We have provided detailed, point-by-point responses to each reviewer's specific concerns in our individual rebuttals. We encourage you to refer to these for in-depth discussions on particular aspects of our work. We are committed to incorporating your valuable feedback to further improve our paper.
Thank you again for your time and expertise in reviewing our submission.
This is a paper on KG embeddings, where entity descriptions from LLMs are used to improve the embedding training. The paper yielded 4, 5, 5, 6. One reviewer who gave a 4 rating did not engage in discussion, whereas another later increased their score to 5. I have looked at author response for both these and other reviewers. Authors have provided additional experiments to provide good evidence for issues raised (e.g., comparison of other LLM-based enhancement approaches, comparison with other LLM-based baselines, experiments over more recent models, other clarifications especially regarding why do the research at all and rather simply use LLMs)

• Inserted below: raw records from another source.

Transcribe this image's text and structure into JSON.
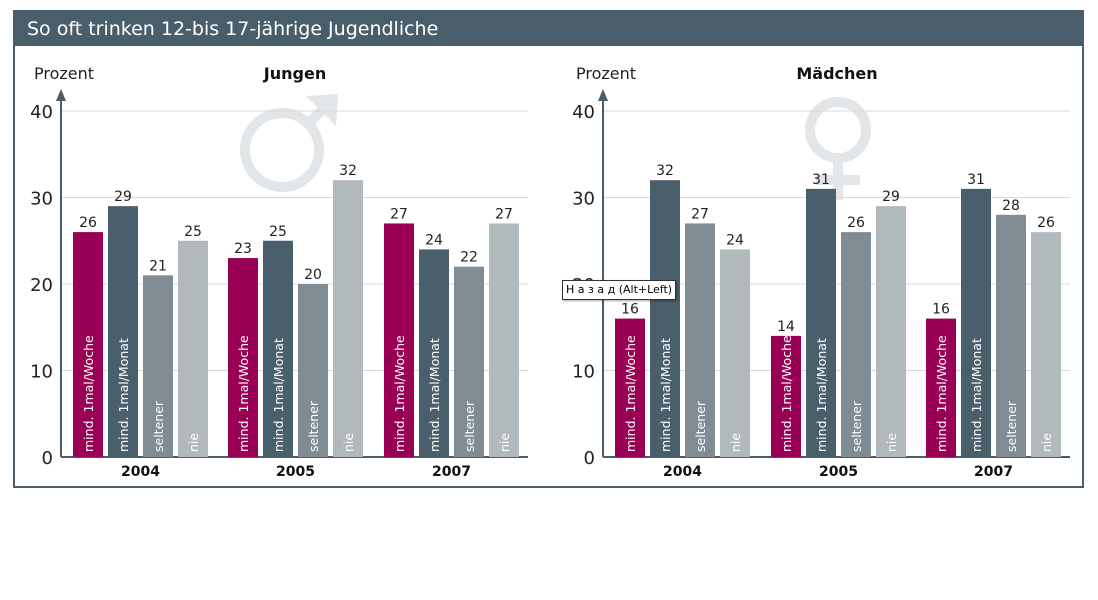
{
  "title": "So oft trinken 12-bis 17-jährige Jugendliche",
  "tooltip": "Н а з а д  (Alt+Left)",
  "colors": {
    "header": "#4a5d6b",
    "mind_1mal_woche": "#990055",
    "mind_1mal_monat": "#4a5f6c",
    "seltener": "#7f8c94",
    "nie": "#b2b9bd",
    "symbol": "#e2e6e8"
  },
  "chart_data": [
    {
      "type": "bar",
      "title": "Jungen",
      "ylabel": "Prozent",
      "ylim": [
        0,
        40
      ],
      "yticks": [
        0,
        10,
        20,
        30,
        40
      ],
      "symbol": "male-symbol",
      "categories": [
        "2004",
        "2005",
        "2007"
      ],
      "series": [
        {
          "name": "mind. 1mal/Woche",
          "values": [
            26,
            23,
            27
          ]
        },
        {
          "name": "mind. 1mal/Monat",
          "values": [
            29,
            25,
            24
          ]
        },
        {
          "name": "seltener",
          "values": [
            21,
            20,
            22
          ]
        },
        {
          "name": "nie",
          "values": [
            25,
            32,
            27
          ]
        }
      ]
    },
    {
      "type": "bar",
      "title": "Mädchen",
      "ylabel": "Prozent",
      "ylim": [
        0,
        40
      ],
      "yticks": [
        0,
        10,
        20,
        30,
        40
      ],
      "symbol": "female-symbol",
      "categories": [
        "2004",
        "2005",
        "2007"
      ],
      "series": [
        {
          "name": "mind. 1mal/Woche",
          "values": [
            16,
            14,
            16
          ]
        },
        {
          "name": "mind. 1mal/Monat",
          "values": [
            32,
            31,
            31
          ]
        },
        {
          "name": "seltener",
          "values": [
            27,
            26,
            28
          ]
        },
        {
          "name": "nie",
          "values": [
            24,
            29,
            26
          ]
        }
      ]
    }
  ]
}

The positive reviewer also has interesting points such as what if LLM doesnt know these entities. Authors give some high level response to this question, but do not perform any experiments on the robustness of the model in such a case. This is an important question, and some experiments may have benefited the paper. Unfortunately, none(?) of the previous papers that combine LLMs with structure have done this experiment either... so while interesting, should not become the sole reason for rejection.
Finally, one criticism which is not addressed adequately is that some other papers like NBFNet (and more recently this https://arxiv.org/pdf/2311.03780) combine GNNs with LLMs, and have excellent performance on one of the hard datasets: (FB15K-237, 43 MRR, 33 Hits@1). The authors' results are much weaker. This is because the authors combine static embedding based models and not GNN-architectures that have additional power because they compute dynamic embeddings for a node in a query dependent way. Authors relegate this combination (of their approach with GNNs) to future work.

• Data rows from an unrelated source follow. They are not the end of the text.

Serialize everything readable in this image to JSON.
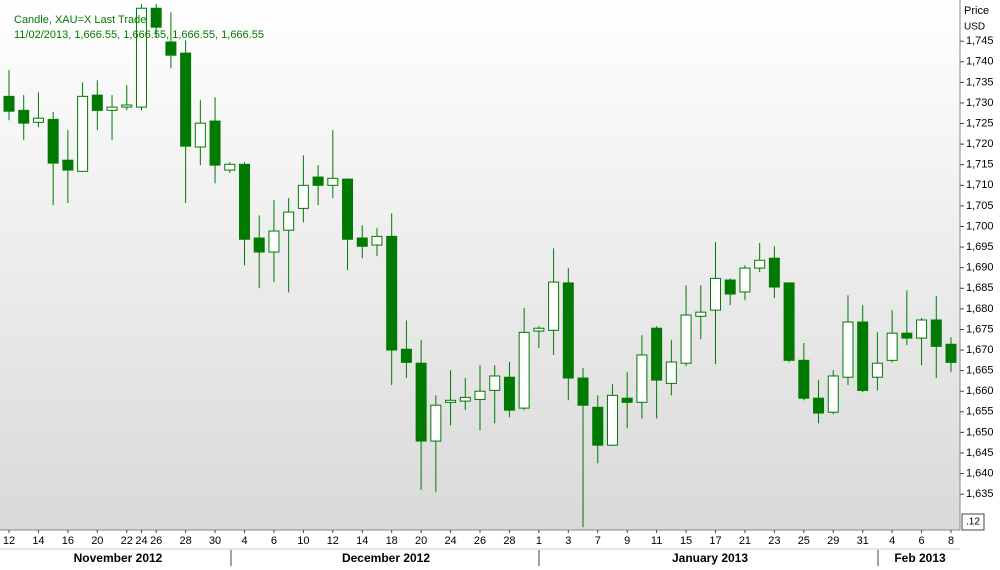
{
  "chart_data": {
    "type": "candlestick",
    "legend_title": "Candle, XAU=X Last Trade",
    "legend_values": "11/02/2013, 1,666.55, 1,666.55, 1,666.55, 1,666.55",
    "y_axis_title": "Price",
    "y_axis_unit": "USD",
    "axis_badge": ".12",
    "color": "#007a00",
    "grid": false,
    "categories": [
      "12",
      null,
      "14",
      null,
      "16",
      null,
      "20",
      null,
      "22",
      "24",
      "26",
      null,
      "28",
      null,
      "30",
      null,
      "4",
      null,
      "6",
      null,
      "10",
      null,
      "12",
      null,
      "14",
      null,
      "18",
      null,
      "20",
      null,
      "24",
      null,
      "26",
      null,
      "28",
      null,
      "1",
      null,
      "3",
      null,
      "7",
      null,
      "9",
      null,
      "11",
      null,
      "15",
      null,
      "17",
      null,
      "21",
      null,
      "23",
      null,
      "25",
      null,
      "29",
      null,
      "31",
      null,
      "4",
      null,
      "6",
      null,
      "8"
    ],
    "months": [
      "November 2012",
      "December 2012",
      "January 2013",
      "Feb 2013"
    ],
    "open": [
      1731.6,
      1728.2,
      1725.3,
      1726,
      1716.1,
      1713.4,
      1731.9,
      1728.2,
      1729,
      1729,
      1753,
      1744.8,
      1742.1,
      1719.3,
      1725.6,
      1713.7,
      1715.1,
      1697.2,
      1693.8,
      1699.1,
      1704.4,
      1712,
      1710,
      1711.5,
      1697.2,
      1695.5,
      1697.6,
      1670.2,
      1666.8,
      1647.9,
      1657.3,
      1657.6,
      1658,
      1660.2,
      1663.4,
      1655.9,
      1674.6,
      1674.8,
      1686.3,
      1663.2,
      1656.1,
      1646.9,
      1658.3,
      1657.3,
      1675.3,
      1661.9,
      1666.8,
      1678.2,
      1679.7,
      1687,
      1684.1,
      1689.9,
      1692.3,
      1686.3,
      1667.5,
      1658.3,
      1654.9,
      1663.4,
      1676.8,
      1663.4,
      1667.5,
      1674.1,
      1672.9,
      1677.3,
      1671.4
    ],
    "high": [
      1738,
      1731.9,
      1732.6,
      1727.8,
      1723.4,
      1735,
      1735.5,
      1731.9,
      1734.3,
      1754,
      1754,
      1752,
      1745.2,
      1730.7,
      1731.4,
      1715.6,
      1715.6,
      1702.7,
      1706.4,
      1706.9,
      1717.3,
      1714.9,
      1723.4,
      1711.7,
      1700.3,
      1699.6,
      1703.2,
      1677.2,
      1672.4,
      1659,
      1665.1,
      1663.2,
      1666.3,
      1666.3,
      1667.1,
      1680.2,
      1675.8,
      1694.7,
      1689.9,
      1665.6,
      1659,
      1661.7,
      1664.6,
      1673.6,
      1675.8,
      1672.4,
      1685.7,
      1685.7,
      1696.2,
      1687.4,
      1690.6,
      1696,
      1695.2,
      1686.3,
      1671.7,
      1662.7,
      1665.1,
      1683.3,
      1680.9,
      1674.3,
      1679.7,
      1684.5,
      1677.8,
      1683.1,
      1673.1
    ],
    "low": [
      1725.8,
      1721,
      1724.1,
      1705.2,
      1705.7,
      1713.4,
      1723.4,
      1721,
      1728.2,
      1728.2,
      1746,
      1738.4,
      1705.7,
      1714.9,
      1710.5,
      1713,
      1690.6,
      1685,
      1686.5,
      1684,
      1701,
      1705.2,
      1706.9,
      1689.4,
      1692.3,
      1692.8,
      1661.5,
      1663.2,
      1636,
      1635.5,
      1651.7,
      1655.4,
      1650.5,
      1652.2,
      1653.7,
      1655.4,
      1670.5,
      1668.8,
      1657.8,
      1627,
      1642.5,
      1646.7,
      1651,
      1653.4,
      1653.4,
      1659,
      1666.1,
      1672.6,
      1666.6,
      1680.9,
      1682.1,
      1688.9,
      1682.6,
      1667,
      1657.8,
      1652.2,
      1654.4,
      1661.5,
      1659.8,
      1660.2,
      1667,
      1671.2,
      1666.3,
      1663.2,
      1664.6
    ],
    "close": [
      1728,
      1725.1,
      1726.3,
      1715.4,
      1713.7,
      1731.6,
      1728.2,
      1729,
      1729.5,
      1753,
      1748.4,
      1741.6,
      1719.5,
      1725.1,
      1714.9,
      1715.1,
      1696.9,
      1693.8,
      1698.9,
      1703.5,
      1710,
      1710,
      1711.7,
      1696.9,
      1695.2,
      1697.6,
      1670,
      1667,
      1647.9,
      1656.6,
      1657.8,
      1658.5,
      1660,
      1663.7,
      1655.4,
      1674.3,
      1675.3,
      1686.5,
      1663.2,
      1656.6,
      1646.9,
      1659,
      1657.3,
      1668.8,
      1662.7,
      1667.1,
      1678.5,
      1679.2,
      1687.4,
      1683.6,
      1689.9,
      1691.8,
      1685.3,
      1667.5,
      1658.3,
      1654.7,
      1663.7,
      1676.8,
      1660.2,
      1666.8,
      1674.1,
      1672.9,
      1677.3,
      1670.9,
      1667
    ],
    "ylim": [
      1626.3,
      1755
    ],
    "yticks": [
      {
        "value": 1635,
        "label": "1,635"
      },
      {
        "value": 1640,
        "label": "1,640"
      },
      {
        "value": 1645,
        "label": "1,645"
      },
      {
        "value": 1650,
        "label": "1,650"
      },
      {
        "value": 1655,
        "label": "1,655"
      },
      {
        "value": 1660,
        "label": "1,660"
      },
      {
        "value": 1665,
        "label": "1,665"
      },
      {
        "value": 1670,
        "label": "1,670"
      },
      {
        "value": 1675,
        "label": "1,675"
      },
      {
        "value": 1680,
        "label": "1,680"
      },
      {
        "value": 1685,
        "label": "1,685"
      },
      {
        "value": 1690,
        "label": "1,690"
      },
      {
        "value": 1695,
        "label": "1,695"
      },
      {
        "value": 1700,
        "label": "1,700"
      },
      {
        "value": 1705,
        "label": "1,705"
      },
      {
        "value": 1710,
        "label": "1,710"
      },
      {
        "value": 1715,
        "label": "1,715"
      },
      {
        "value": 1720,
        "label": "1,720"
      },
      {
        "value": 1725,
        "label": "1,725"
      },
      {
        "value": 1730,
        "label": "1,730"
      },
      {
        "value": 1735,
        "label": "1,735"
      },
      {
        "value": 1740,
        "label": "1,740"
      },
      {
        "value": 1745,
        "label": "1,745"
      }
    ]
  }
}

Overall, this is a paper where there aren't that many things wrong. Its a decent new idea, and good extensive experiments on a subset of models, leading to improvements compared to those models... not always generating a state of the art performance. I personally do not believe that a paper must only produce state of the art performance to get accepted. The idea of creating a hierarchy of entities and using that to train KGs is somewhat interesting.
Is the paper groundbreaking? No. But, it will be a decent addition to NeurIPS if there is space.